Hansjakob Egli komponierte ein biblisches Musical aus der kulturellen Alltagspraxis heraus. Auch die Uraufführung verband geschickt verschiedene Stilbereiche über die Generationen hinweg.
"David – A Musical Story" ist ein bibelgeschichtliches Werk, das sich weder eindeutig einer bestimmten Gattung noch einem bestimmten Stil zuordnen lässt (siehe auch Interview mit dem Komponisten Hansjakob Egli im APERO vom letzten Donnerstag). Unverkennbar – und darauf spielt der Titel auch an – sind Musicalelemente enthalten. Musikgeschichtlich werden viele Epochen gestreift, ohne dass deswegen ein heterogener Eindruck entstehen würde: "David – A Musical Story" wirkt sogar in sich ausgesprochen geschlossen, was sicher auch auf die zusammenhängende Handlung, die Lebensgeschichte Davids, zurückzuführen ist.
Diese Geschichte einer widersprüchlichen, aber faszinierenden Persönlichkeit wurde im Luzerner Saal von Eglis Chören, dem Vokalensemble Luzern und dem Chor der Kantonsschule Beromünster, nach dessen eigenem englischen Libretto gesungen. Die Handlung erfuhr jedoch eine zusätzliche bereichernde Dimension: Ivo Meyer, Theologieprofessor an der Universität Luzern, hatte einen poetisch-literarischen Text verfasst, der die Szenen verdeutlichte, ergänzte und auch mal kritisch hinterfragend kommentierte.
Meyer, der seine Texte zusammen mit Anna Maria Glaudemans Andreina (deren Deutsch nicht ganz perfekt war) spannend vortrug, hatte jene in aktueller Sprache geschrieben, wodurch sich der biblische Stoff anschaulich in die heutige Zeit transferieren liess. So schuf etwa der Begriff "Terroristennester" eine geradezu beklemmende Assoziation zu Geschehnissen der letzten Zeit.
Monumental
Die Aufführung hatte etwas Monumentales: Neben den beiden Chören, die zusammen einen einzigen riesigen Chor bildeten, wirkten im musikalischen Bereich eine siebenköpfige Ad-hoc-Jazzband und zwei Gesangssolisten mit. Bisweilen erwies sich die Balance zwischen den einzelnen Gruppen als etwas diffizil: So hatten etwa die Männerstimmen – im Vergleich zu den Frauenstimmen ohnehin schon untervertreten – im Schlusschor Mühe, sich gegen die Band durchzusetzen.
Die Gesangsleistung der Chorsängerinnen und -sänger, die äusserst viel zu singen hatten, kann jedoch nicht hoch genug eingestuft werden. Die Intonation war meist sehr sauber, und die Aufmerksamkeit dem Dirigenten Hansjakob Egli gegenüber ermöglichte eine grosse Palette von gestalterischen Nuancen.
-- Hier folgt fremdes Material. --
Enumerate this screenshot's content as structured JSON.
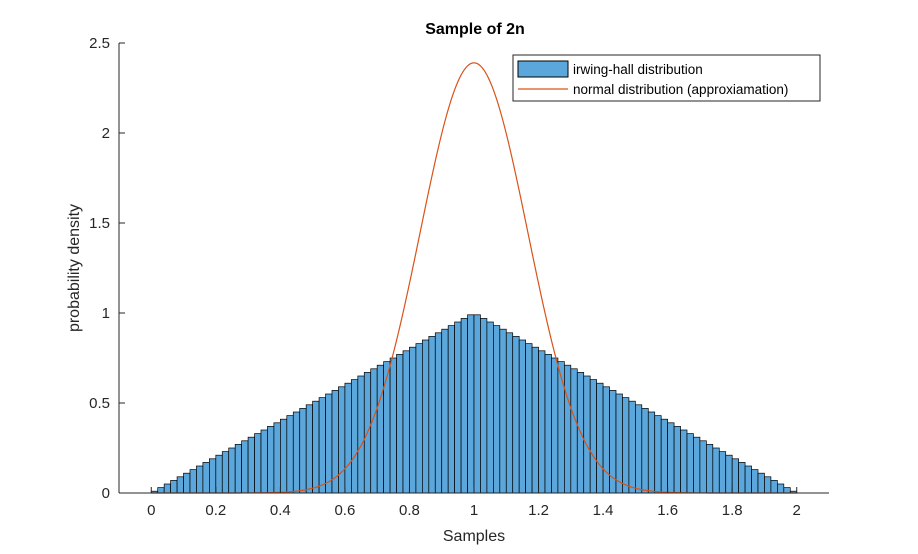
{
  "chart_data": {
    "type": "bar",
    "title": "Sample of 2n",
    "xlabel": "Samples",
    "ylabel": "probability density",
    "xlim": [
      -0.1,
      2.1
    ],
    "ylim": [
      0,
      2.5
    ],
    "xticks": [
      0,
      0.2,
      0.4,
      0.6,
      0.8,
      1,
      1.2,
      1.4,
      1.6,
      1.8,
      2
    ],
    "xtick_labels": [
      "0",
      "0.2",
      "0.4",
      "0.6",
      "0.8",
      "1",
      "1.2",
      "1.4",
      "1.6",
      "1.8",
      "2"
    ],
    "yticks": [
      0,
      0.5,
      1,
      1.5,
      2,
      2.5
    ],
    "ytick_labels": [
      "0",
      "0.5",
      "1",
      "1.5",
      "2",
      "2.5"
    ],
    "grid": false,
    "legend_position": "top-right",
    "series": [
      {
        "name": "irwing-hall distribution",
        "kind": "histogram",
        "bin_width": 0.02,
        "bin_edges_start": 0,
        "bin_edges_end": 2,
        "values": [
          0.01,
          0.03,
          0.05,
          0.07,
          0.09,
          0.11,
          0.13,
          0.15,
          0.17,
          0.19,
          0.21,
          0.23,
          0.25,
          0.27,
          0.29,
          0.31,
          0.33,
          0.35,
          0.37,
          0.39,
          0.41,
          0.43,
          0.45,
          0.47,
          0.49,
          0.51,
          0.53,
          0.55,
          0.57,
          0.59,
          0.61,
          0.63,
          0.65,
          0.67,
          0.69,
          0.71,
          0.73,
          0.75,
          0.77,
          0.79,
          0.81,
          0.83,
          0.85,
          0.87,
          0.89,
          0.91,
          0.93,
          0.95,
          0.97,
          0.99,
          0.99,
          0.97,
          0.95,
          0.93,
          0.91,
          0.89,
          0.87,
          0.85,
          0.83,
          0.81,
          0.79,
          0.77,
          0.75,
          0.73,
          0.71,
          0.69,
          0.67,
          0.65,
          0.63,
          0.61,
          0.59,
          0.57,
          0.55,
          0.53,
          0.51,
          0.49,
          0.47,
          0.45,
          0.43,
          0.41,
          0.39,
          0.37,
          0.35,
          0.33,
          0.31,
          0.29,
          0.27,
          0.25,
          0.23,
          0.21,
          0.19,
          0.17,
          0.15,
          0.13,
          0.11,
          0.09,
          0.07,
          0.05,
          0.03,
          0.01
        ],
        "color": "#5ba7dc",
        "edge_color": "#000000"
      },
      {
        "name": "normal distribution (approxiamation)",
        "kind": "line",
        "mean": 1,
        "std": 0.1667,
        "peak": 2.39,
        "x_range": [
          0,
          2
        ],
        "color": "#d95319"
      }
    ]
  }
}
Die Begeisterung für die Sache war spürbar.
Dadurch ging vom Chor etwa als Repräsentant des Volkes eine grosse Kraft aus. Auch einige szenische Momente wurden dem Chor übertragen - Gesten und Bewegungen, die auf grosse Wirkung angelegt waren. Zur Hauptsache war für die sparsam eingesetzten szenischen Aspekte (Koordination: Livio Andreina) jedoch die Dance Company der Kantonsschule Beromünster (Leitung Heidi Knüsel) verantwortlich. In moderner Choreografie setzten die jungen Frauen ausgewählte Szenen eindrucksvoll um.
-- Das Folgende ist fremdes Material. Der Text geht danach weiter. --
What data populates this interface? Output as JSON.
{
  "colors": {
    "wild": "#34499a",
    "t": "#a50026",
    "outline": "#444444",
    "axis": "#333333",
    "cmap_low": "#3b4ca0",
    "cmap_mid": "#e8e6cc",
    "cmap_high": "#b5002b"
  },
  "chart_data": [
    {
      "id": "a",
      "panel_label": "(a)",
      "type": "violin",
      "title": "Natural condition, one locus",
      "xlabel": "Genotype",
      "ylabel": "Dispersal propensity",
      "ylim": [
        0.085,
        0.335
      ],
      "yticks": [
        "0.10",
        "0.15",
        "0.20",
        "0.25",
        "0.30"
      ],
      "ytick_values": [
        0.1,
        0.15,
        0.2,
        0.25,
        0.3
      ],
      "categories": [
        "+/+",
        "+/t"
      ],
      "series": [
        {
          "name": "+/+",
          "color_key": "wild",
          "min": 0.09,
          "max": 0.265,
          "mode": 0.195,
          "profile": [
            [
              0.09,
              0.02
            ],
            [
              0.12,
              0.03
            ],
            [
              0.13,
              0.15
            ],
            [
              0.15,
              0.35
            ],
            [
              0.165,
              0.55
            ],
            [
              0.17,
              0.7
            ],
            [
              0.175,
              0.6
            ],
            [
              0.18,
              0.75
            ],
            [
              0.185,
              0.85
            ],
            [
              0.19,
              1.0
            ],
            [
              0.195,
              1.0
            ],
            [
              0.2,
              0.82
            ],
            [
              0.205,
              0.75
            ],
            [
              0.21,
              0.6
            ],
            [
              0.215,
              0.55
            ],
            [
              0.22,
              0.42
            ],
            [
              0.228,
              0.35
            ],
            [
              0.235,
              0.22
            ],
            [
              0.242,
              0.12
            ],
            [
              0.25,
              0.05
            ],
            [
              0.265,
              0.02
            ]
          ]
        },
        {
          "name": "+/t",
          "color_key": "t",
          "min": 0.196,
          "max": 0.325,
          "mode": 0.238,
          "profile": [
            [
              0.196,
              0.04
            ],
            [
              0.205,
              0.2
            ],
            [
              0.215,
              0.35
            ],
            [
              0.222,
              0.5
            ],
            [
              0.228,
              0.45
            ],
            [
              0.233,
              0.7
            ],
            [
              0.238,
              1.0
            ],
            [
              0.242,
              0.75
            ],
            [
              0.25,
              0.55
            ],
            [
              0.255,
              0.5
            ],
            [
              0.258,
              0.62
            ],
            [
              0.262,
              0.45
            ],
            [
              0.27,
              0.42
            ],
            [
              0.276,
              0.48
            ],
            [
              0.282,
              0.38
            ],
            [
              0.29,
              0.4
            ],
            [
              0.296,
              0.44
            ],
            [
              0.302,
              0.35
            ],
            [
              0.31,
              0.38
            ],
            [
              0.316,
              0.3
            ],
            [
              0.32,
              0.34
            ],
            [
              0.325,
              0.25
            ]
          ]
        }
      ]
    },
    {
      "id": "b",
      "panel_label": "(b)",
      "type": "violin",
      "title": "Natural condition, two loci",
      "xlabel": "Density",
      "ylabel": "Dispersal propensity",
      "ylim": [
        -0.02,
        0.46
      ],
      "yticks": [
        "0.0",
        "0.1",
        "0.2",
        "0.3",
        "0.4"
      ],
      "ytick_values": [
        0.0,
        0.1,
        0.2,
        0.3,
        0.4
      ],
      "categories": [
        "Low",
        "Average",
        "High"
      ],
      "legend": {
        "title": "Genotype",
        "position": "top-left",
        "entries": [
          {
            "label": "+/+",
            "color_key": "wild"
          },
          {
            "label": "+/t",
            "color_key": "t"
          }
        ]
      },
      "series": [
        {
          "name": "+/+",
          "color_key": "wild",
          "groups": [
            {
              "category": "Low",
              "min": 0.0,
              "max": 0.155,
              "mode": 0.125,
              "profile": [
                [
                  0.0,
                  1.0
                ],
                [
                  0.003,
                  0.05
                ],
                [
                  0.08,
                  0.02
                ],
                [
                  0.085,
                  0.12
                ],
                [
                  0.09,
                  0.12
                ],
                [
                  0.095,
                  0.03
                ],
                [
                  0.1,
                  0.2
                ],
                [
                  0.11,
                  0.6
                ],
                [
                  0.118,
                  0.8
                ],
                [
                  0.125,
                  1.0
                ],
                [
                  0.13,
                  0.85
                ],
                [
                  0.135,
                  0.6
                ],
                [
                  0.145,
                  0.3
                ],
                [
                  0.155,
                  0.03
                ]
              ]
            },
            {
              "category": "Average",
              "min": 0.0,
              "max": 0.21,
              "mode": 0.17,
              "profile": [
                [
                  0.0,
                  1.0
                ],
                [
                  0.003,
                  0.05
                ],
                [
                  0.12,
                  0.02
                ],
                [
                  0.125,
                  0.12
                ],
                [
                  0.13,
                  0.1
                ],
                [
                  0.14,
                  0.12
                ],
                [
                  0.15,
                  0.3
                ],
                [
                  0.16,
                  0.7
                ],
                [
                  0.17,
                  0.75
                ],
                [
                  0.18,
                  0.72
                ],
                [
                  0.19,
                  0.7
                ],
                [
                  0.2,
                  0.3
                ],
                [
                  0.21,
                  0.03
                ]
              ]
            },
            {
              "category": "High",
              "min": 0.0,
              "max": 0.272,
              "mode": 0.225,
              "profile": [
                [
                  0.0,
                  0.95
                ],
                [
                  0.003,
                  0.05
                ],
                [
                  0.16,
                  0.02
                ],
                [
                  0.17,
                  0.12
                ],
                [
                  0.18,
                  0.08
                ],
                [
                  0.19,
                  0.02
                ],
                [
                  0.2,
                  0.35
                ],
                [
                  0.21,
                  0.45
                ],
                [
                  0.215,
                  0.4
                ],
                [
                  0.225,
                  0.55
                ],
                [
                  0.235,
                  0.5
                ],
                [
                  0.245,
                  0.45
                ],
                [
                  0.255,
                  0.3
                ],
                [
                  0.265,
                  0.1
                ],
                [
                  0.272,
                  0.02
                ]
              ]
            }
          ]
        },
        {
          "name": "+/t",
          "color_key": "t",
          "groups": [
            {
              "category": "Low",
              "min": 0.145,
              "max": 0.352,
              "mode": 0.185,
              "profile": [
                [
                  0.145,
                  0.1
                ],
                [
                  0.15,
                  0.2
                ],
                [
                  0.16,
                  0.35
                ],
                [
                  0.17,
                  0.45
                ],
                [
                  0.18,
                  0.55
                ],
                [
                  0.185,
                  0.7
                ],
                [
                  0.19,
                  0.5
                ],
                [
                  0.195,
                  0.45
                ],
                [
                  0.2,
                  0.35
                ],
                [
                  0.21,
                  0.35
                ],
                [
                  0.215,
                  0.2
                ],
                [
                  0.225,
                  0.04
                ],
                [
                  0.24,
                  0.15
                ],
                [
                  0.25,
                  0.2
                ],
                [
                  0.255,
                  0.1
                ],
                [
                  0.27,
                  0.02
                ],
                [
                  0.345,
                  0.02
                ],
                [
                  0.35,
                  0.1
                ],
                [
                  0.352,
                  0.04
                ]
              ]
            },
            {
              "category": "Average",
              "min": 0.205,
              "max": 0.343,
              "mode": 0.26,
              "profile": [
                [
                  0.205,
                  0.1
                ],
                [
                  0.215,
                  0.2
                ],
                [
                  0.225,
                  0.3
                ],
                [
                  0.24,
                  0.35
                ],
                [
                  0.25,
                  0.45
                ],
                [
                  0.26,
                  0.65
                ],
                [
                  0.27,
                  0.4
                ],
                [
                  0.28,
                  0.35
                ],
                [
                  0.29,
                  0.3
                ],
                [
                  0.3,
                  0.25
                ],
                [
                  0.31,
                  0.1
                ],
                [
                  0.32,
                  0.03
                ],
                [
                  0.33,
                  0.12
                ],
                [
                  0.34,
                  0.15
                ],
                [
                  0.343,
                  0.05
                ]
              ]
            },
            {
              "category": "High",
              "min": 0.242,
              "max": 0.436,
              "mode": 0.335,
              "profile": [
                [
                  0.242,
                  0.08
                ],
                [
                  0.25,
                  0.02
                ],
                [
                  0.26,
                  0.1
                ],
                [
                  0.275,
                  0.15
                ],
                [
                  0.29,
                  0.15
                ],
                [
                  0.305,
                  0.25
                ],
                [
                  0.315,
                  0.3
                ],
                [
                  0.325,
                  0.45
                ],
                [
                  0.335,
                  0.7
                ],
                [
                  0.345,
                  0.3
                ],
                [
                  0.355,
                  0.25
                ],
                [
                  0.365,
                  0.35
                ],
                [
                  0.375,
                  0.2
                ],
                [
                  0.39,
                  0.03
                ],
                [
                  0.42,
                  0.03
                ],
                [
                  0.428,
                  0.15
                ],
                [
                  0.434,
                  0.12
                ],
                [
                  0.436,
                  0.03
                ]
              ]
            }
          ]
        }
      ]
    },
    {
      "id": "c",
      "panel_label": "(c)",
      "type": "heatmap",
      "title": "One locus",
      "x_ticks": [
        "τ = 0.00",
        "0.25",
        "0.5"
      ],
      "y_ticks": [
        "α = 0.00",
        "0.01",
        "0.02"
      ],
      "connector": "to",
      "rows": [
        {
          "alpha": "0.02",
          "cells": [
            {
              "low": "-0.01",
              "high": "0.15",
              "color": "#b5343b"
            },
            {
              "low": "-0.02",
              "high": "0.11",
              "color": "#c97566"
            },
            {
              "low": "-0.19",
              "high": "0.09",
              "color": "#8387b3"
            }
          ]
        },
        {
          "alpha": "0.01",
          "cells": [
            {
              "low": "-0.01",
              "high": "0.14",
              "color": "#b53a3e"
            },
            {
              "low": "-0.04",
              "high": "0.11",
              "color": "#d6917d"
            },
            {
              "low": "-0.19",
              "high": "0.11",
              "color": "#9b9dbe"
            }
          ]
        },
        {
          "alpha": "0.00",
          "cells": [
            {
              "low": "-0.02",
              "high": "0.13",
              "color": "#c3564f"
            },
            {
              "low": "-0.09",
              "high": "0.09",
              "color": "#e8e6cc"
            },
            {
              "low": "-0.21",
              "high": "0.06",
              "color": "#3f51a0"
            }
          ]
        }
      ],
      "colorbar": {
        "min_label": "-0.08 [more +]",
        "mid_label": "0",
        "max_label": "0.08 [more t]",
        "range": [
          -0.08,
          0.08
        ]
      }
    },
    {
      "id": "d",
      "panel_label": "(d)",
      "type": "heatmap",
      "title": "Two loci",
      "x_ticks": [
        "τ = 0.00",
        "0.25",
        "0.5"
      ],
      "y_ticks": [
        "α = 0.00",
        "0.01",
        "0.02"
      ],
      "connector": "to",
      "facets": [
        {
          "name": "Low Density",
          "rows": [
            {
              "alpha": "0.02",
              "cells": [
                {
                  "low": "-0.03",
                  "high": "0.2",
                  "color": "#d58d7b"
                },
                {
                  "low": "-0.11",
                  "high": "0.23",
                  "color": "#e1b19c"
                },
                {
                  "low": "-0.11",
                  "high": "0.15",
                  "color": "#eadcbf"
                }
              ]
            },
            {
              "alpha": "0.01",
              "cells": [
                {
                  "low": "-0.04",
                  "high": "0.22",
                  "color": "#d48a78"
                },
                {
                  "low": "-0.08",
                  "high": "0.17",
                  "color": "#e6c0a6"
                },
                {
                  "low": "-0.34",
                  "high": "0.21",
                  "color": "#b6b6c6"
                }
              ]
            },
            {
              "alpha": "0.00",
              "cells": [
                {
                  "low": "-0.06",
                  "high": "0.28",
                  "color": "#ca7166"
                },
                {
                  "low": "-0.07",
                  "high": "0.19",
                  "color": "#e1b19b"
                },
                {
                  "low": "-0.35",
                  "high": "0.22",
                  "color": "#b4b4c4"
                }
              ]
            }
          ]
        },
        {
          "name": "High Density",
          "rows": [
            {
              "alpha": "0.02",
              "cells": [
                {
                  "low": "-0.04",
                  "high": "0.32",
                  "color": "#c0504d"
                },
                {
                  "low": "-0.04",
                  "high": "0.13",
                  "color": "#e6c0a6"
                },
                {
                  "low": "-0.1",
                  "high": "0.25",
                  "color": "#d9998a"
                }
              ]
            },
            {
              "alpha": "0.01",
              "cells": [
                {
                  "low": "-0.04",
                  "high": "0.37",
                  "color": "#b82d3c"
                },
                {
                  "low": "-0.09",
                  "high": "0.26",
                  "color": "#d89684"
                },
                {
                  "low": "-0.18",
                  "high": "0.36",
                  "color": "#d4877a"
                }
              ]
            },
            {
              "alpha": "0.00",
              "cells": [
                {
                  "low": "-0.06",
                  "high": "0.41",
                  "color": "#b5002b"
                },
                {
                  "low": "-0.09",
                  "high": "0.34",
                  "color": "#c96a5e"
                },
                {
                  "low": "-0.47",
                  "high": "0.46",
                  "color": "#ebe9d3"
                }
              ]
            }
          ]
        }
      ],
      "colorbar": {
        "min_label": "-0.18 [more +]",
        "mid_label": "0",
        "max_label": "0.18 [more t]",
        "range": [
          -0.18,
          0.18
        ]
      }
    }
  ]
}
Die Aufteilung in eine szenische Ebene mit aktuellen Bezügen (im Text und Tanz) und eine historische Bibelchronik in der eigentlichen, weit gehend konzertant dargebotenen Musical-Story (akzentuiert mit schlichten langen und weiten Gewändern und Sandalen) kam nicht zuletzt der Musik selbst zugute. Denn deren Qualitäten rechtfertigten den Verzicht auf einen weiter gehenden szenischen Aktivismus durchaus.
Herausragend
Als herausragend entpuppten sich dabei die beiden Gesangssolisten Susanne Petersen – die kurzfristig eingesprungen war – und Bruno Rigassi. Ihre Partien waren ausserordentlich anspruchsvoll, und doch hatten beide Solisten eine solche Ausstrahlung und Natürlichkeit, dass man diese Schwierigkeiten kaum wahr nahm. Petersen wie Rigassi schafften den Spagat zwischen klassischem und jazzigem Gesang, zwischen Show und Ernsthaftigkeit.
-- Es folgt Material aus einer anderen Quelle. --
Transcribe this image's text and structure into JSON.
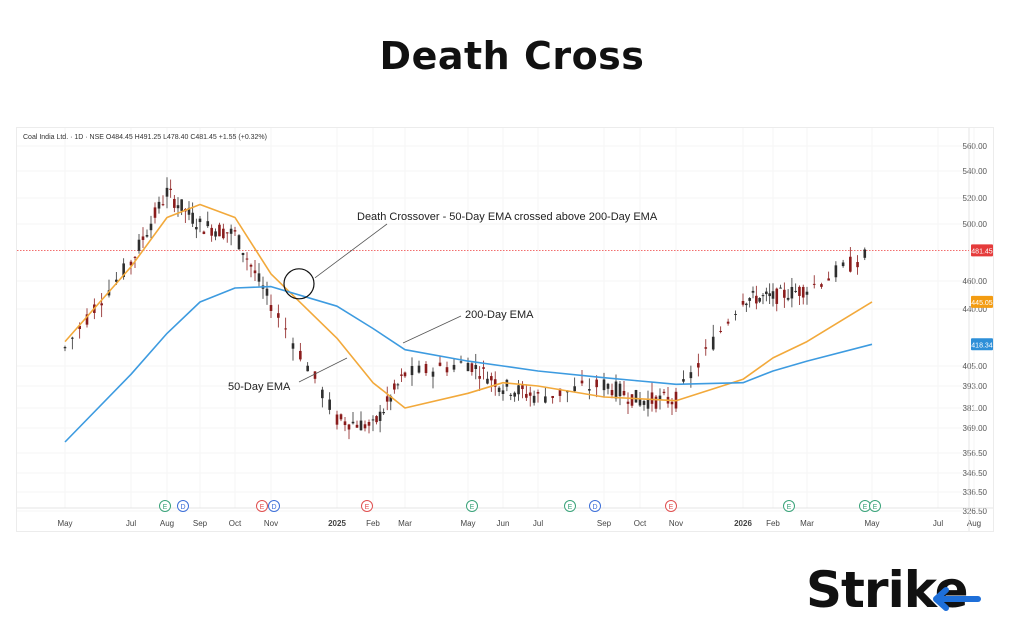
{
  "page": {
    "title": "Death Cross"
  },
  "brand": {
    "name": "Strike",
    "accent": "#1e6fd9"
  },
  "colors": {
    "ema50": "#f2a93b",
    "ema200": "#3d9be0",
    "up": "#2e2e2e",
    "down": "#8a1c1c",
    "price_line": "#f05a5a",
    "ema50_badge": "#f39c12",
    "ema200_badge": "#2d8fd8",
    "price_badge": "#e53b3b"
  },
  "chart_data": {
    "type": "line",
    "legend": "Coal India Ltd. · 1D · NSE  O484.45  H491.25  L478.40  C481.45  +1.55 (+0.32%)",
    "x_ticks": [
      "May",
      "Jul",
      "Aug",
      "Sep",
      "Oct",
      "Nov",
      "2025",
      "Feb",
      "Mar",
      "May",
      "Jun",
      "Jul",
      "Sep",
      "Oct",
      "Nov",
      "2026",
      "Feb",
      "Mar",
      "May",
      "Jul",
      "Aug"
    ],
    "y_ticks": [
      "560.00",
      "540.00",
      "520.00",
      "500.00",
      "460.00",
      "440.00",
      "405.00",
      "393.00",
      "381.00",
      "369.00",
      "356.50",
      "346.50",
      "336.50",
      "326.50"
    ],
    "last_price": 481.45,
    "badges": [
      {
        "label": "481.45",
        "value": 481.45,
        "series": "price"
      },
      {
        "label": "445.05",
        "value": 445.05,
        "series": "ema50"
      },
      {
        "label": "418.34",
        "value": 418.34,
        "series": "ema200"
      }
    ],
    "series": [
      {
        "name": "50-Day EMA",
        "points": [
          [
            "May",
            420
          ],
          [
            "Jul",
            470
          ],
          [
            "Aug",
            505
          ],
          [
            "Sep",
            515
          ],
          [
            "Oct",
            505
          ],
          [
            "Nov",
            465
          ],
          [
            "2025",
            422
          ],
          [
            "Feb",
            395
          ],
          [
            "Mar",
            381
          ],
          [
            "May",
            389
          ],
          [
            "Jun",
            395
          ],
          [
            "Jul",
            393
          ],
          [
            "Sep",
            387
          ],
          [
            "Oct",
            386
          ],
          [
            "Nov",
            385
          ],
          [
            "2026",
            397
          ],
          [
            "Feb",
            410
          ],
          [
            "Mar",
            420
          ],
          [
            "May",
            445.05
          ]
        ]
      },
      {
        "name": "200-Day EMA",
        "points": [
          [
            "May",
            362
          ],
          [
            "Jul",
            400
          ],
          [
            "Aug",
            425
          ],
          [
            "Sep",
            445
          ],
          [
            "Oct",
            455
          ],
          [
            "Nov",
            456
          ],
          [
            "2025",
            442
          ],
          [
            "Feb",
            428
          ],
          [
            "Mar",
            415
          ],
          [
            "May",
            408
          ],
          [
            "Jun",
            405
          ],
          [
            "Jul",
            402
          ],
          [
            "Sep",
            398
          ],
          [
            "Oct",
            396
          ],
          [
            "Nov",
            394
          ],
          [
            "2026",
            395
          ],
          [
            "Feb",
            402
          ],
          [
            "Mar",
            408
          ],
          [
            "May",
            418.34
          ]
        ]
      }
    ],
    "candles_summary": [
      [
        "May",
        412,
        420
      ],
      [
        "Jul",
        470,
        476
      ],
      [
        "Aug",
        518,
        530
      ],
      [
        "Sep",
        505,
        494
      ],
      [
        "Oct",
        500,
        486
      ],
      [
        "Nov",
        450,
        437
      ],
      [
        "2025",
        378,
        370
      ],
      [
        "Feb",
        368,
        372
      ],
      [
        "Mar",
        398,
        402
      ],
      [
        "May",
        405,
        409
      ],
      [
        "Jun",
        395,
        391
      ],
      [
        "Jul",
        389,
        385
      ],
      [
        "Sep",
        392,
        396
      ],
      [
        "Oct",
        386,
        384
      ],
      [
        "Nov",
        384,
        387
      ],
      [
        "2026",
        445,
        450
      ],
      [
        "Feb",
        445,
        452
      ],
      [
        "Mar",
        451,
        458
      ],
      [
        "May",
        478.4,
        481.45
      ]
    ],
    "annotations": [
      {
        "text": "Death Crossover - 50-Day EMA crossed above 200-Day EMA"
      },
      {
        "text": "200-Day EMA"
      },
      {
        "text": "50-Day EMA"
      }
    ],
    "event_markers": [
      "E",
      "D",
      "E",
      "D",
      "E",
      "E",
      "E",
      "D",
      "E",
      "E",
      "E",
      "E"
    ]
  }
}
So vielfältig wie die Musik war das Publikum: Von ganz Jung bis Alt war jede Altersklasse vertreten und offensichtlich begeistert. Und wer die eingängigen Melodien gerne weiterhin im Ohr haben wollte, konnte sich am Ausgang bereits eine CD kaufen, die am Ende der Probezeit aufgenommen worden war.